I visited the Mt. Vernon, WA Research Station today for their ‘fruit pick’ day. Their emphasis was on apples and pears. They have an extensive collection of new and heirloom apples along with all kinds of espaliered plantings of pears. I picked a bucket of Taylor’s Gold and Concorde pears …but I was more interested in their persimmons.
This ‘fruit pick’ day was my opportunity to pick these samples, even though none are ripe. I plan to try ripening with my usual CO2 technique (CO2 from Sodastream in ziplock bag with persimmons for 3 days) and see what I get. From L to R: Jiro, Izu, Saijo, Ichi Kei Ki Jiro
The Research Station is Skagit Valley farmland, cleared in all directions. This site probably gets sunlight from sunup to sundown. A good test of PNW viability. Will return in Nov to check the degree of ripening.
Lovely collection of persimmons and I’m very jealous you got to visit the research station. I’m not sure that is actually Saijo though, since it is usually an elongated acorn shape, not flat.
I hope you’ll give us your thoughts on them when they finish ripening up.
The persimmons there aren’t too far off from mine in terms of color on some of those varieties. I agree with Walter thought that the one labeled as Saijo doesn’t look typical. Mine look like this.
Right @zendog @PharmerDrewee . Even though, in the field, that ‘Saijo’ had a permanent wood-burned and screwed-in label, my own way, way behind Saijo looks acorn-shaped.
Whatever variety it is, the tree had the most orange-turned fruit of the 4 varieties.
Does CO2 accelerate ripening? I thought it was just a way to deal with astringency, but 3 of those 4 varieties are non-astringent so there would be no point in treating them to remove astringency.
I thought CO2 was preferred by commercial packers to other ways of removing astringency precisely because it didn’t accelerate ripening/shorten shelf life.

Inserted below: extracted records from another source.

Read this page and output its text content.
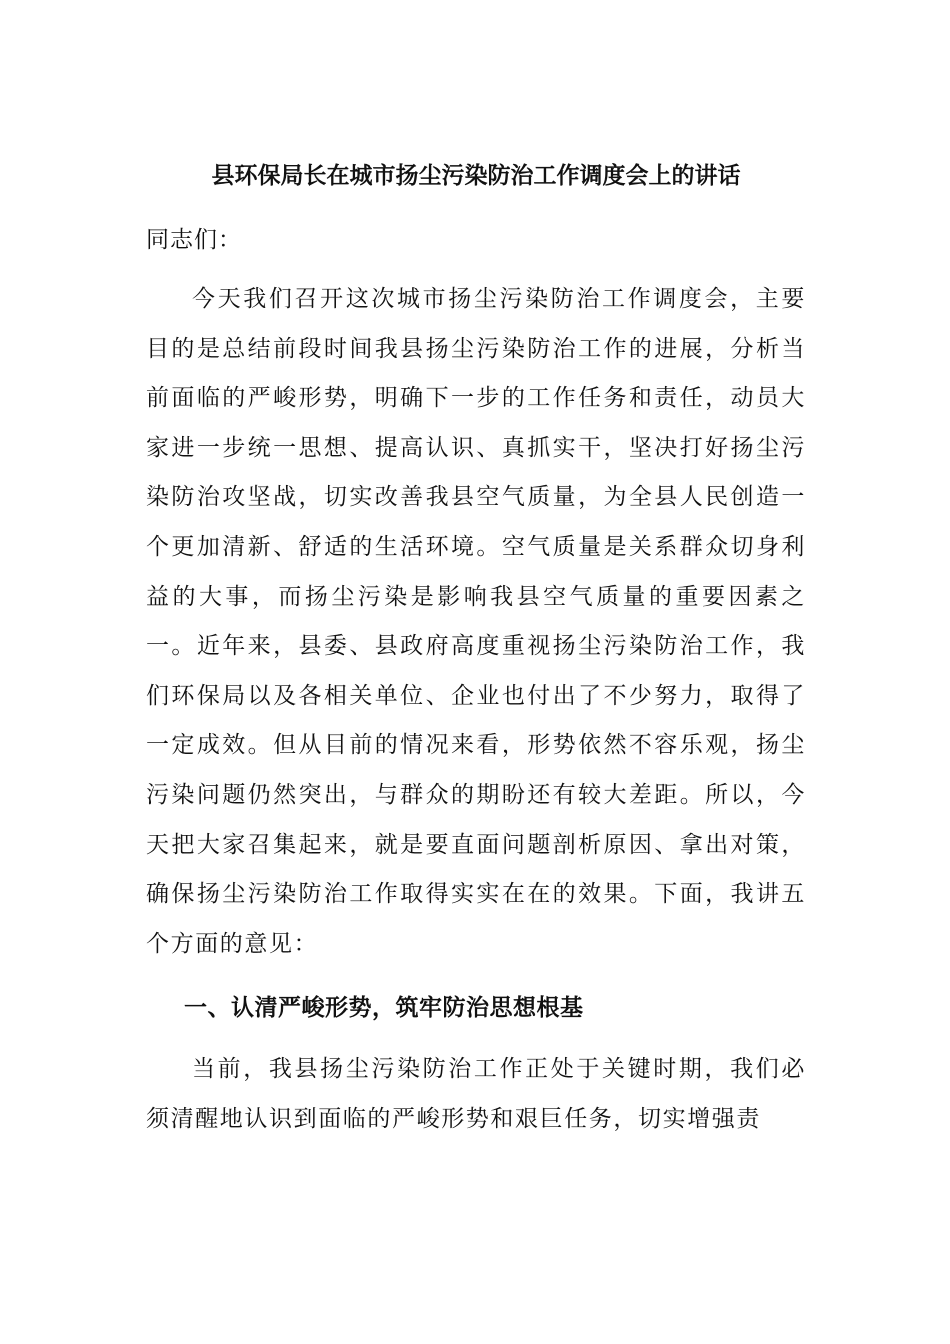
县环保局长在城市扬尘污染防治工作调度会上的讲话

同志们：

今天我们召开这次城市扬尘污染防治工作调度会，主要目的是总结前段时间我县扬尘污染防治工作的进展，分析当前面临的严峻形势，明确下一步的工作任务和责任，动员大家进一步统一思想、提高认识、真抓实干，坚决打好扬尘污染防治攻坚战，切实改善我县空气质量，为全县人民创造一个更加清新、舒适的生活环境。空气质量是关系群众切身利益的大事，而扬尘污染是影响我县空气质量的重要因素之一。近年来，县委、县政府高度重视扬尘污染防治工作，我们环保局以及各相关单位、企业也付出了不少努力，取得了一定成效。但从目前的情况来看，形势依然不容乐观，扬尘污染问题仍然突出，与群众的期盼还有较大差距。所以，今天把大家召集起来，就是要直面问题剖析原因、拿出对策，确保扬尘污染防治工作取得实实在在的效果。下面，我讲五个方面的意见：

一、认清严峻形势，筑牢防治思想根基

当前，我县扬尘污染防治工作正处于关键时期，我们必须清醒地认识到面临的严峻形势和艰巨任务，切实增强责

I get what you’re saying. I know with Hachiya, the CO2 method removes astringency and softens fruit. I guess I’ll see what happens with Izu, Jiro, and IchiKeiKiJiro. Maybe will only work on Saijo.
In light of @cousinfloyd’s comments, I’ll do a second trial with apple in bag along with the 4 persimmons. Adding some ethylene to the acetaldehyde…yum chemical soup!
I’m late to this party. I think all three of the ones on the right are probably Ichi Ki Kei Jiro.
The one labeled Izu, looks just like the fruit from my mislabeled Izu. I’ve now grafted, what I hope to be, real Izu to it with scionwood from Fruitwood nursery. The growth is distinctive, definitely different than the host.
Kind of embarrassing for a research station to be labeling that fruit saijo imo
There’s no point trying CO2 with Izu, Jiro, and/or IKKJ because they are all non-astringent.